En dos meses, el libro salió de la biblioteca y volvió a entrar tres veces sin incidencias. Deseaba conocer la opinión de los lectores pero era imposible sin levantar sospechas. “Bueno —se consolaba— tampoco Millás sabrá quién lo ha leído”.
A principio de septiembre, encontró a un grupo de estudiantes muy enfadados, delante de la puerta del inmueble.

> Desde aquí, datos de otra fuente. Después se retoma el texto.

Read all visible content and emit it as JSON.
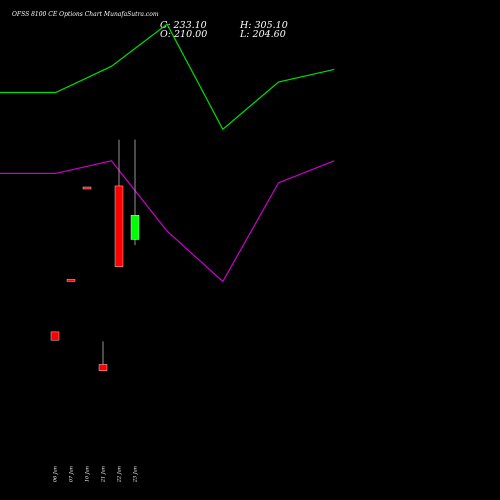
{
  "chart_data": {
    "type": "candlestick",
    "title": "OFSS 8100  CE Options  Chart MunafaSutra.com",
    "ohlc": {
      "close": "C: 233.10",
      "high": "H: 305.10",
      "open": "O: 210.00",
      "low": "L: 204.60"
    },
    "dates": [
      "06 Jan",
      "07 Jan",
      "10 Jan",
      "21 Jan",
      "22 Jan",
      "23 Jan"
    ],
    "candles": [
      {
        "date": "06 Jan",
        "open": 122,
        "high": 122,
        "low": 114,
        "close": 114
      },
      {
        "date": "07 Jan",
        "open": 172,
        "high": 172,
        "low": 171,
        "close": 171
      },
      {
        "date": "10 Jan",
        "open": 260,
        "high": 260,
        "low": 259,
        "close": 259
      },
      {
        "date": "21 Jan",
        "open": 91,
        "high": 113,
        "low": 85,
        "close": 85
      },
      {
        "date": "22 Jan",
        "open": 261,
        "high": 305,
        "low": 184,
        "close": 184
      },
      {
        "date": "23 Jan",
        "open": 210,
        "high": 305.1,
        "low": 204.6,
        "close": 233.1
      }
    ],
    "y_range": [
      0,
      400
    ],
    "bands": [
      {
        "color": "#00dd00",
        "values": [
          350,
          350,
          375,
          415,
          315,
          360,
          372
        ]
      },
      {
        "color": "#cc00cc",
        "values": [
          273,
          273,
          285,
          218,
          170,
          264,
          285
        ]
      }
    ],
    "grid": false,
    "colors": {
      "up": "#00ff00",
      "down": "#ff0000",
      "background": "#000000",
      "text": "#ffffff"
    }
  }
}
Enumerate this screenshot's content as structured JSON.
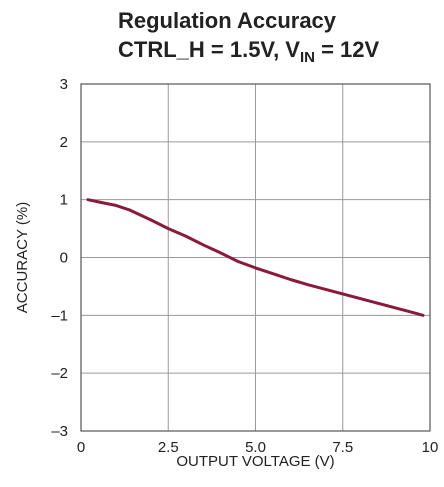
{
  "chart_data": {
    "type": "line",
    "title_line1": "Regulation Accuracy",
    "title_line2": {
      "prefix": "CTRL_H = 1.5V, V",
      "subscript": "IN",
      "suffix": " = 12V"
    },
    "xlabel": "OUTPUT VOLTAGE (V)",
    "ylabel": "ACCURACY (%)",
    "xlim": [
      0,
      10
    ],
    "ylim": [
      -3,
      3
    ],
    "xticks": [
      0,
      2.5,
      5.0,
      7.5,
      10
    ],
    "xtick_labels": [
      "0",
      "2.5",
      "5.0",
      "7.5",
      "10"
    ],
    "yticks": [
      3,
      2,
      1,
      0,
      -1,
      -2,
      -3
    ],
    "ytick_labels": [
      "3",
      "2",
      "1",
      "0",
      "–1",
      "–2",
      "–3"
    ],
    "grid": true,
    "series": [
      {
        "color": "#8b1a3a",
        "x": [
          0.2,
          0.6,
          1.0,
          1.4,
          2.0,
          2.5,
          3.0,
          3.5,
          4.0,
          4.5,
          5.0,
          5.5,
          6.0,
          6.5,
          7.0,
          7.5,
          8.0,
          8.5,
          9.0,
          9.5,
          9.8
        ],
        "y": [
          1.0,
          0.95,
          0.9,
          0.82,
          0.65,
          0.5,
          0.37,
          0.22,
          0.08,
          -0.07,
          -0.18,
          -0.28,
          -0.38,
          -0.47,
          -0.55,
          -0.63,
          -0.71,
          -0.79,
          -0.87,
          -0.95,
          -1.0
        ]
      }
    ]
  }
}
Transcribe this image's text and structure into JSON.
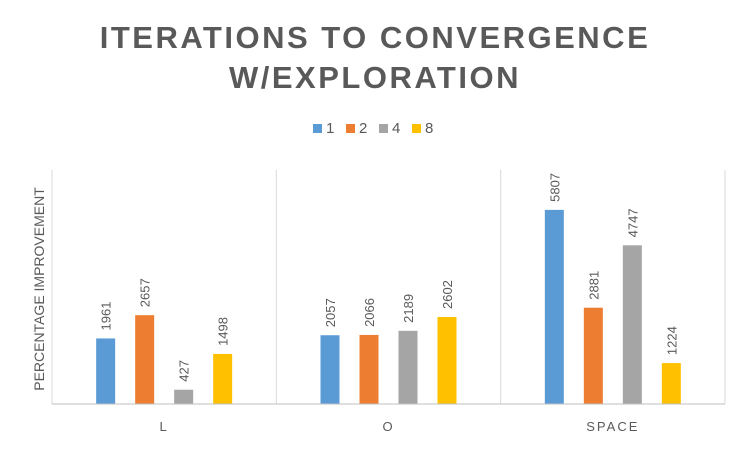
{
  "chart_data": {
    "type": "bar",
    "title_lines": [
      "ITERATIONS TO CONVERGENCE",
      "W/EXPLORATION"
    ],
    "ylabel": "PERCENTAGE IMPROVEMENT",
    "xlabel": "",
    "categories": [
      "L",
      "O",
      "SPACE"
    ],
    "series": [
      {
        "name": "1",
        "color": "#5b9bd5",
        "values": [
          1961,
          2057,
          5807
        ]
      },
      {
        "name": "2",
        "color": "#ed7d31",
        "values": [
          2657,
          2066,
          2881
        ]
      },
      {
        "name": "4",
        "color": "#a5a5a5",
        "values": [
          427,
          2189,
          4747
        ]
      },
      {
        "name": "8",
        "color": "#ffc000",
        "values": [
          1498,
          2602,
          1224
        ]
      }
    ],
    "ylim": [
      0,
      7000
    ],
    "legend_position": "top",
    "grid": "vertical category separators",
    "show_data_labels": true
  }
}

Un cartel rezaba: Cerrado una semana por revisión.
— ¿Qué pasa?—preguntó, alarmado.
— No lo sabemos —contestó un joven —. ¡Mira que cerrar ahora que tenemos los exámenes! ¿Dónde quieren que vayamos a estudiar? ¡Podrían hacer una revisión en otro momento!
Esperó diez días. No se atrevía a volver pero su ausencia súbita podría resultar sospechosa. Armándose de valor se presentó delante del mostrador de las devoluciones.
— ¿Qué pasó?, ¿Por qué cerraron? —preguntó.
—Algún chalado que introdujo sus propios escritos dentro de un volumen. Alguien con afán de notoriedad ¡Tuvimos que revisar todos los libros!
—Por desgracia, siempre hay algún loco suelto —asintió Emilio— ¿Y qué tal eran los textos?
—Muy mediocres —replicó el hombre— pero la falsificación era excelente. Una verdadera obra maestra.